Take this recent story by the Beacon on Proposition A, the 1/2 of 1 percent sales tax increase needed to preserve and expand public transportation in St. Louis. The article begins with a focus on the pro-transit campaign, and then shifts to an interview with John Burns, whom I've profiled here, about opposition to the campaign. The author writes:
A major sore point for Citizens for Better Transit [the tea party group opposed to Prop A] is Washington University, which it alleges gets thousands of passes for its students and staff at a greatly reduced price.She then included the response from Chancellor Mark Wrighton, who pointed out that the university is simply using a program at Metro that offers a reduced rate to any institution that buys in bulk. So the idea that Washington University is getting a "special deal" is ridiculous. This is nothing more than the fact that groups that buy in bulk get stuff at cheaper rates.
Yet, the author then goes back to quote another Metro critic, Tom Sullivan, as follows:
They don't have the deficit they're claiming and they're spending money on things they shouldn't be like subsidies for Washington University.
Here's what makes no sense.

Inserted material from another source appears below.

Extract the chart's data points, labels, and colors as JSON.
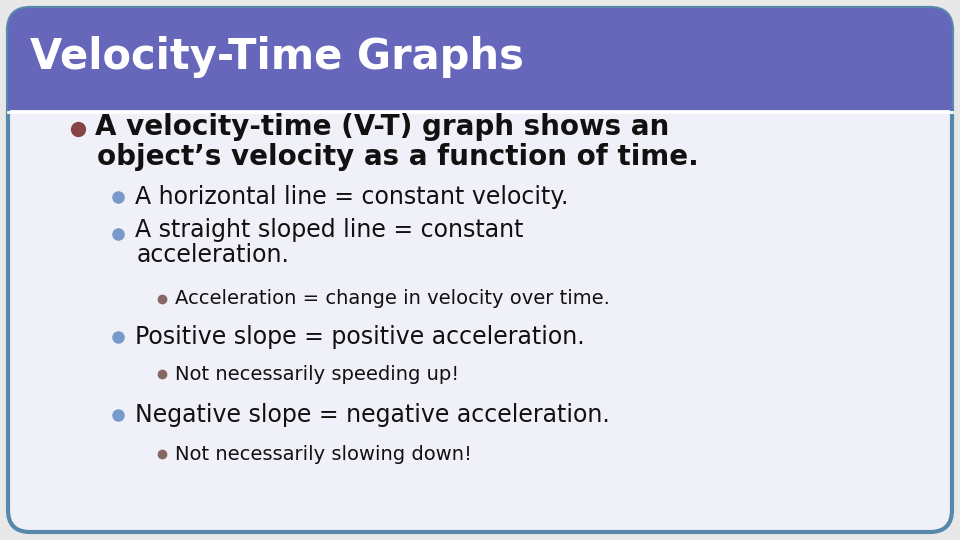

Why present this as a "person 1 said A, person 2 said not A" type of issue? There is a simple fact to the matter. All the reporter (Kathie Sutin) would need to do to answer the question is simply to ask Metro if this deal is available to other businesses.
Given that there is a fact to the matter, what possible value is there in simply presenting quotes from both sides? Beacon readers would be more informed on the issue if reality was plainly stated. By presenting the issue as something questionable, the Beacon is actually presenting a story that is not objective, because it is presenting information as questionable that is in fact true, and does so to the advantage of an anti-transit campaign that is working hard to misinform voters.
It's time to do away with the notion of "objectivity" that thinks that the way to be unbiased is to simply present two sides of the issues, even when there are clear, verifiable facts available (it's also worth noting that the way the media chooses the two "sides" is itself biased; the far right's opinion will always be included, but people to the left of the Democratic Party will generally be completely excluded from conversation). The anti-transit group's talking point that Wash U is getting a special deal is simply false, and the media needs to start working harder to inform their readers of basic facts like this.